Article

Toffee apple crumble

Categories: Friday feeling

A British crumble with a toffee twist from Konditor and Cook

Us Brits can be a bit blasé about our apples. In Germany, the fruit is so revered they’ve a whole society for it: the German Pomological Society. The Americans, too, take pride in their pomaces, with several societies and even a university degree course dedicated to their pursuit.

Borough Market’s Apple Day aside, here we are, blessed with what horticulturalists have claimed almost the best possible conditions for their cultivation, and commercial suppliers are still importing apples from as far away as Chile and New Zealand.

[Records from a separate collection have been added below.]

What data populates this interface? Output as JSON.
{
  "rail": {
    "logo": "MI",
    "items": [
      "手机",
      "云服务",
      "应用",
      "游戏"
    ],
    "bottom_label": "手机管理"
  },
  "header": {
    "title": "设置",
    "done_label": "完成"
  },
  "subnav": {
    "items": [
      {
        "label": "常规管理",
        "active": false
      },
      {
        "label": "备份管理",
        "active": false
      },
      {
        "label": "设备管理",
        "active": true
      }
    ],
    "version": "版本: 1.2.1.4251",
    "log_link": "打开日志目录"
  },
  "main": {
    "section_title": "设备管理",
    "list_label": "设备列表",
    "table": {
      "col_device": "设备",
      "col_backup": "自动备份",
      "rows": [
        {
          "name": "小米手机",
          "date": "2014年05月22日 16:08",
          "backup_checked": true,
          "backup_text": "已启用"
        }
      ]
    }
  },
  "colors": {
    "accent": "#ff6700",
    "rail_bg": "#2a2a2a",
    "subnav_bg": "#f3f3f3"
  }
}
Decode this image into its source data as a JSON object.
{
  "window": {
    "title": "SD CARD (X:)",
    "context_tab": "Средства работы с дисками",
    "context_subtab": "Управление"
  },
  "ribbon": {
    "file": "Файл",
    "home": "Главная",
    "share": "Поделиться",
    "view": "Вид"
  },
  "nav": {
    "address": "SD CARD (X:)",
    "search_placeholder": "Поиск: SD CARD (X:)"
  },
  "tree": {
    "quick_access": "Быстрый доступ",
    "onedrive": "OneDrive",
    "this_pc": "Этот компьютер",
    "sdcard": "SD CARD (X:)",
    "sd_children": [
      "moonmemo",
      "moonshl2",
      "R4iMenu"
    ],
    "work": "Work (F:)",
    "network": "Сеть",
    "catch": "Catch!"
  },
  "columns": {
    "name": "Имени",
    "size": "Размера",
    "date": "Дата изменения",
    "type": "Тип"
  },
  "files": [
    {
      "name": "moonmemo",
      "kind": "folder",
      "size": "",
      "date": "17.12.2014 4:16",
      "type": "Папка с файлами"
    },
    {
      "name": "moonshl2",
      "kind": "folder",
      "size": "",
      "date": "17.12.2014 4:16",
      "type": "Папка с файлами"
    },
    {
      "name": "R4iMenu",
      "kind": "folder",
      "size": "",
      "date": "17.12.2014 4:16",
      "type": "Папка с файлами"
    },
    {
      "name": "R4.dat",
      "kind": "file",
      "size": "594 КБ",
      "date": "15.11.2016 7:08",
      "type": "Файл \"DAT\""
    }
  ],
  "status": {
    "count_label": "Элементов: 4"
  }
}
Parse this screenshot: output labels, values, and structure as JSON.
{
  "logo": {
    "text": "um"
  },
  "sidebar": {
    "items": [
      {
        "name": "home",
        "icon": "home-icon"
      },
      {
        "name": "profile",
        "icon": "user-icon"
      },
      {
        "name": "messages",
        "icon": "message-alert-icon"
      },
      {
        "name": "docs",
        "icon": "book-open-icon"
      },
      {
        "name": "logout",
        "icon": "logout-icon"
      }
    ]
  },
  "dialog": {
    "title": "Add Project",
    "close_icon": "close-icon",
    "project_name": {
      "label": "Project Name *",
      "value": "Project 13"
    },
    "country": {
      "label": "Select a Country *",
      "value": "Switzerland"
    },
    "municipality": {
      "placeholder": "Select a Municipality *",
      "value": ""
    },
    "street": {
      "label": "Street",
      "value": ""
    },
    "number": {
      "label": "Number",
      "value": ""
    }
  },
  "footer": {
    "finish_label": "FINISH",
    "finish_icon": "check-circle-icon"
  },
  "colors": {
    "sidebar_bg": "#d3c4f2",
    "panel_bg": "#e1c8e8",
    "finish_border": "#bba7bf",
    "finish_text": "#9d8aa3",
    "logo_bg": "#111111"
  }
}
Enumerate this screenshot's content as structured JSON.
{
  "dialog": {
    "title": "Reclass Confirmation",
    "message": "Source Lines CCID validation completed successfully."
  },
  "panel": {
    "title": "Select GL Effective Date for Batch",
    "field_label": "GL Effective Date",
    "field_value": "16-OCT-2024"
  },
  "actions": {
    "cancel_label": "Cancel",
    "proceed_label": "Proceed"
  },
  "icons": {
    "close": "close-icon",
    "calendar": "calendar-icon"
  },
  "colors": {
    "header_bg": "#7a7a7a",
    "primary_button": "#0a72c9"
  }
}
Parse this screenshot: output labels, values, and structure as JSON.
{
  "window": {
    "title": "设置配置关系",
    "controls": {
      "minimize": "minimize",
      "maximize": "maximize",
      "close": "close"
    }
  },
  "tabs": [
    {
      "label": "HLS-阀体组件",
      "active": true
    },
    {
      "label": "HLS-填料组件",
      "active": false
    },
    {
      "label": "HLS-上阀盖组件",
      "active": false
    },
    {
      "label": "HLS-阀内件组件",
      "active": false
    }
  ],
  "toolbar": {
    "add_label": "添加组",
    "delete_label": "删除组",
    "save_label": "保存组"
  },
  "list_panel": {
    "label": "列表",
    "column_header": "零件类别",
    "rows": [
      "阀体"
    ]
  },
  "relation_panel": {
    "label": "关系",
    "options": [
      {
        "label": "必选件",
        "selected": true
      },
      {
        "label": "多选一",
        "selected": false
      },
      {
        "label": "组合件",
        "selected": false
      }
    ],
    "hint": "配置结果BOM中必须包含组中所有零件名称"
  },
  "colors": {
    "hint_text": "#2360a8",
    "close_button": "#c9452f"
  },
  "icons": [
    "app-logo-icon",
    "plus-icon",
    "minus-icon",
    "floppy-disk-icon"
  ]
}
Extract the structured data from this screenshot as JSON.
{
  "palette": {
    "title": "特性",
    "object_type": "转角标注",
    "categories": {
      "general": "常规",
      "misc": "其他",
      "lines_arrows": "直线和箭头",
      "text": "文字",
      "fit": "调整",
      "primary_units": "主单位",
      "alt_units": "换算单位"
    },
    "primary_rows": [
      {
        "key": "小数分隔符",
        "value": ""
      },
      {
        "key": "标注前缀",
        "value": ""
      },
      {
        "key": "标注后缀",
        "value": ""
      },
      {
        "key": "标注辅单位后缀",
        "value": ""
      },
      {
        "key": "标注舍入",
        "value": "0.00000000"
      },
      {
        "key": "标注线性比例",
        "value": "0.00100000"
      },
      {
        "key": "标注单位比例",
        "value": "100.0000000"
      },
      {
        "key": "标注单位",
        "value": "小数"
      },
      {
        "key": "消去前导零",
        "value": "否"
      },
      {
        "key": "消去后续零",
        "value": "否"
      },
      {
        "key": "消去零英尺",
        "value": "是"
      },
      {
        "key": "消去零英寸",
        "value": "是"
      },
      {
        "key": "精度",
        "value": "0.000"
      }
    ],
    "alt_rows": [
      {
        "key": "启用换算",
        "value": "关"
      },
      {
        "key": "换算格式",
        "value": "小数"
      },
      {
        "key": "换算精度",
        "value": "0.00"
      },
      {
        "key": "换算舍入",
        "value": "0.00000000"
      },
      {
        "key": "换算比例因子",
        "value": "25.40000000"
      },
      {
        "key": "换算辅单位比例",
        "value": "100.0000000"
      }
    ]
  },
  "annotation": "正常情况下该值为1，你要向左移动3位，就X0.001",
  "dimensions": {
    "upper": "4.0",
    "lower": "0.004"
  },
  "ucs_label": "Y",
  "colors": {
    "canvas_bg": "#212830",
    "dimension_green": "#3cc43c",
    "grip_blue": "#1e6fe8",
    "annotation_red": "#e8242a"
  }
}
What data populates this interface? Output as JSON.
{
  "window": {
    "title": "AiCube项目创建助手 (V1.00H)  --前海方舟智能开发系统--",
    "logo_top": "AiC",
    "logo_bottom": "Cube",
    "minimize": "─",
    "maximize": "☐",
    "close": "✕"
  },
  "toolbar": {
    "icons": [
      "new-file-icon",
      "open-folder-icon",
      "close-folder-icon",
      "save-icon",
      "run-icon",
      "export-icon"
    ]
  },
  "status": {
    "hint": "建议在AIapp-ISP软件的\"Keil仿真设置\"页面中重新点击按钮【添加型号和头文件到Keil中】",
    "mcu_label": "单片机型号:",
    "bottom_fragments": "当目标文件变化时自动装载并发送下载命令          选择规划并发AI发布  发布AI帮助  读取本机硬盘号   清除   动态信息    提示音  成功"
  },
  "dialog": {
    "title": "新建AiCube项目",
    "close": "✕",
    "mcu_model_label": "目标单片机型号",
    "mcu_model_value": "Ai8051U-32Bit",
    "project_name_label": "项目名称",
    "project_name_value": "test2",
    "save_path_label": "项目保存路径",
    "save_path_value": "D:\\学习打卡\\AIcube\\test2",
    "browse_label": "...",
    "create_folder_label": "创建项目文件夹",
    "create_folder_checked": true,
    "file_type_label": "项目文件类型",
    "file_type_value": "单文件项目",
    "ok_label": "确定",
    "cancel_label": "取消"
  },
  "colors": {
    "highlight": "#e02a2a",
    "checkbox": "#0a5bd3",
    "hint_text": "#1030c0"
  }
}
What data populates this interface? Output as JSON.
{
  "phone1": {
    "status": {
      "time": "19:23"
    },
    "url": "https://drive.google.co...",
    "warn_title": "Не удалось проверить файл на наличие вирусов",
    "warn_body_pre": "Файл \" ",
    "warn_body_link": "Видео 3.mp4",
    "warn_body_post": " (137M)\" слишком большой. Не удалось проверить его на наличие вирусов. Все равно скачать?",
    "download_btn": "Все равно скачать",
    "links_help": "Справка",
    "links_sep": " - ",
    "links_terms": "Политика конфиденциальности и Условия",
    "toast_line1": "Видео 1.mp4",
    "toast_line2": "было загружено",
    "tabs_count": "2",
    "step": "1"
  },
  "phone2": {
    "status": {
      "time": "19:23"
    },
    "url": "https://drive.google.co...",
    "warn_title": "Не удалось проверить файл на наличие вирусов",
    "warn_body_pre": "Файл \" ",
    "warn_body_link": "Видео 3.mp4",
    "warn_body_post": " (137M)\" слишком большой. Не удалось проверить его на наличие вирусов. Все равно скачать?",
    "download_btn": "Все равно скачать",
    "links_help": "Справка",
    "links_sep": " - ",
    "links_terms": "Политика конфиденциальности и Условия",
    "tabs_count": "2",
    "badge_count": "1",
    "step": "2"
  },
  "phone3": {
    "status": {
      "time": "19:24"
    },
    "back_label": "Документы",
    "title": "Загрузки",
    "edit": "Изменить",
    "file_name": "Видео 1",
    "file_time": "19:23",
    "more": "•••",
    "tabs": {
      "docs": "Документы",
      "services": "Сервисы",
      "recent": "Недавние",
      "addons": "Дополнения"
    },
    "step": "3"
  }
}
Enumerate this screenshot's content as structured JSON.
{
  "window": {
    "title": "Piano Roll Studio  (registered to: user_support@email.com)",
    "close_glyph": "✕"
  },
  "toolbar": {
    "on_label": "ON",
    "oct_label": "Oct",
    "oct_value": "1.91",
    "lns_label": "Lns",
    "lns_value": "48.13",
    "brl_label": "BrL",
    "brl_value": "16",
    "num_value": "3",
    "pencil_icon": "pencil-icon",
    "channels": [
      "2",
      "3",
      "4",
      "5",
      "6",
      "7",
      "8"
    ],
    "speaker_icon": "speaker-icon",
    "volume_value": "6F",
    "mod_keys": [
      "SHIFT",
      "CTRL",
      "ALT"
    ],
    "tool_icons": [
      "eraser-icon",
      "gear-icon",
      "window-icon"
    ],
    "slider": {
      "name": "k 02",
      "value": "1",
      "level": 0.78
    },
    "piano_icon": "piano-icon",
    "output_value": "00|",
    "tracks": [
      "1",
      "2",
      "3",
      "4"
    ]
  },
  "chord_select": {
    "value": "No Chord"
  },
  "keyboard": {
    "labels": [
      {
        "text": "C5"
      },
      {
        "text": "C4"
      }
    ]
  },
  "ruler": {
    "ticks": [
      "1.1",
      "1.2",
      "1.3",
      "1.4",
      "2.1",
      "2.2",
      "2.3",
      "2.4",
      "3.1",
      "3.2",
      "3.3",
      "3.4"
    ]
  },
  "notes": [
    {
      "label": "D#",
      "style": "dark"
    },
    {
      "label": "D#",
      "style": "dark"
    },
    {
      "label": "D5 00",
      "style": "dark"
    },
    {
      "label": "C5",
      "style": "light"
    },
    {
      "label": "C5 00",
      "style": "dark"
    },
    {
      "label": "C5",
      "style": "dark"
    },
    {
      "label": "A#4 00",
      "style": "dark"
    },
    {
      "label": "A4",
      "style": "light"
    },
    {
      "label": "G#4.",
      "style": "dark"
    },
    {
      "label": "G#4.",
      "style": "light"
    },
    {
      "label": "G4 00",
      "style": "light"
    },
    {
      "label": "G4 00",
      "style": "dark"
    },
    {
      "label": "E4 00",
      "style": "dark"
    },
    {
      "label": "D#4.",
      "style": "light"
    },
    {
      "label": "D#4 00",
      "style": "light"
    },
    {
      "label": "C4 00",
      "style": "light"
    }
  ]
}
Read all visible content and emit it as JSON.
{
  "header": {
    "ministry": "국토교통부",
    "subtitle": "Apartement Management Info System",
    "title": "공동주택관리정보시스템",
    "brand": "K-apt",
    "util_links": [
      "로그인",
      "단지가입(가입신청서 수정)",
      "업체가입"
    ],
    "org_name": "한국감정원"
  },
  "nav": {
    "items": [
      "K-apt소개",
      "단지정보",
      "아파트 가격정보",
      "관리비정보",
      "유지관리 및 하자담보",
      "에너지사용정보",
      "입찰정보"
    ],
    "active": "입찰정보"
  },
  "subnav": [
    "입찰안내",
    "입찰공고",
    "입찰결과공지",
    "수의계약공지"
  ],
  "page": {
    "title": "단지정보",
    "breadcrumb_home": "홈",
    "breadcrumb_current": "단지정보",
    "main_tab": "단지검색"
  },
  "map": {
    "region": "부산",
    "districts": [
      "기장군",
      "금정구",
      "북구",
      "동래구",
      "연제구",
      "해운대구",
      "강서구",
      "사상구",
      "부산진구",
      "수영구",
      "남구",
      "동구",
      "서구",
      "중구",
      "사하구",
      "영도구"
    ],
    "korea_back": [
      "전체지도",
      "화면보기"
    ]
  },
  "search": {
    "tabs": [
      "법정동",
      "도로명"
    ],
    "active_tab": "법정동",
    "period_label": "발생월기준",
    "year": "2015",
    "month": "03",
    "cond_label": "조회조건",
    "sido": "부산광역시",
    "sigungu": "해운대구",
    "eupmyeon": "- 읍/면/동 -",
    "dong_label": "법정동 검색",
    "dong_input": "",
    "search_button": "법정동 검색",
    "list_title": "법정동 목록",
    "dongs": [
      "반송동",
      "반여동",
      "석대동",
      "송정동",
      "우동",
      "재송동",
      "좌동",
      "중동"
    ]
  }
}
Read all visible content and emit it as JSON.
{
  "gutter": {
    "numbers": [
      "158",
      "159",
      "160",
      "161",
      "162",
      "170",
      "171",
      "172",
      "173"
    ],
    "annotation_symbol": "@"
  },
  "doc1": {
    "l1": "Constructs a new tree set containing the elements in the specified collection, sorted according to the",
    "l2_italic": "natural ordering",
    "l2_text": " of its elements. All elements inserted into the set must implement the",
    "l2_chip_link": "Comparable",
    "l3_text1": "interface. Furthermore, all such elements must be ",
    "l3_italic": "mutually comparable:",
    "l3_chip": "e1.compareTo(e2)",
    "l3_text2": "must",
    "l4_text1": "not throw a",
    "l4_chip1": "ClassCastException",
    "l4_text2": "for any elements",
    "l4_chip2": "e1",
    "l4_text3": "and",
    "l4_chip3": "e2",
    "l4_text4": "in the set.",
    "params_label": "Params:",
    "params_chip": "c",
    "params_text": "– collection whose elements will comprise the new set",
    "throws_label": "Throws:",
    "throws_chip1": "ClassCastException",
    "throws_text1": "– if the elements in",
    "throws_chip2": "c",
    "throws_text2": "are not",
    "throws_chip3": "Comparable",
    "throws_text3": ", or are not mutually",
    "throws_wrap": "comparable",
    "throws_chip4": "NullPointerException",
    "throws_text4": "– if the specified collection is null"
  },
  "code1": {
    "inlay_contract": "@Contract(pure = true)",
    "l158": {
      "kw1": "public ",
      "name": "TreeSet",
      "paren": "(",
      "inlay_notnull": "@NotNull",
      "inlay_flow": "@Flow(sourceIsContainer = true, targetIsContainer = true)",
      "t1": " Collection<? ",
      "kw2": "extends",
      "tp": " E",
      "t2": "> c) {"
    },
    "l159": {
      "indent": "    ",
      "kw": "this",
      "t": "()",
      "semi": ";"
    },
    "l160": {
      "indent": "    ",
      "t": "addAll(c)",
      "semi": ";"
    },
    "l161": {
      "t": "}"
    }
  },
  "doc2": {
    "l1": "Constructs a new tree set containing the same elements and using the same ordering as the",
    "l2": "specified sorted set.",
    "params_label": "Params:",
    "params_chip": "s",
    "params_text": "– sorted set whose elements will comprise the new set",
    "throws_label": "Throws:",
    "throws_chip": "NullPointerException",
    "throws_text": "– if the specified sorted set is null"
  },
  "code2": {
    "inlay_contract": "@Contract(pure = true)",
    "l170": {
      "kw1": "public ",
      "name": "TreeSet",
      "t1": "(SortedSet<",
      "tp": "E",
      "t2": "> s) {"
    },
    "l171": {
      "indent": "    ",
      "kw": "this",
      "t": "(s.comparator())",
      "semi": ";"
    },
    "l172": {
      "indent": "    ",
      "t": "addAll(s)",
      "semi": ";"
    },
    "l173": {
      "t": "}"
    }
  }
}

There is, however, one area in which Britain consistently excels itself: the transformation of the humble bramley apple, into a heart-warming array of puds.

Apple sponge. Apple turnover. Apple charlotte. Toffee apples. Apple crumble, cobbler, eve’s pudding and tarts. If it’s sweet and involves some combination of butter, flour and sugar, the chances are we’ve tried it with apple—which is inventive, but poses a problem when it comes to choosing dessert.

Which one to go for? The crumble wins texturally, but the apple tart is a classic. It can’t fail to please people. Toffee, meanwhile, seems destined for the fruit’s crisp parity of sweet notes and sharp. We felt overwhelmed, pulled in every direction by subtle shifts in mood and sensation. The answer, when it came, was like a warm, haloed beacon: Konditor and Cook’s toffee and apple crumble.

A toffee twist
“It’s a British crumble with a toffee twist, and a tart at the bottom,” says Lizzie of Konditor and Cook. “We handmake our pastry, crumble and toffee with organic ingredients, sourced locally where possible.”

The buttery combination spins sweet dreams of log fires, squishy armchairs, raucous family dinners and that smug sense of having beaten the cold. “It’s the best of both worlds,” she continues. “Plain is as good as anything, but if you want to warm it up and have cream or ice cream with it, that hits the spot nicely.”

Being hungry, and without means to warm it, we sink through the crusty, yielding crumble, through a cheeky swirl of toffee, to a cushion of bramley apples speckled with cinnamon, and, finally, the buttery, biscuit embrace of the pastry base.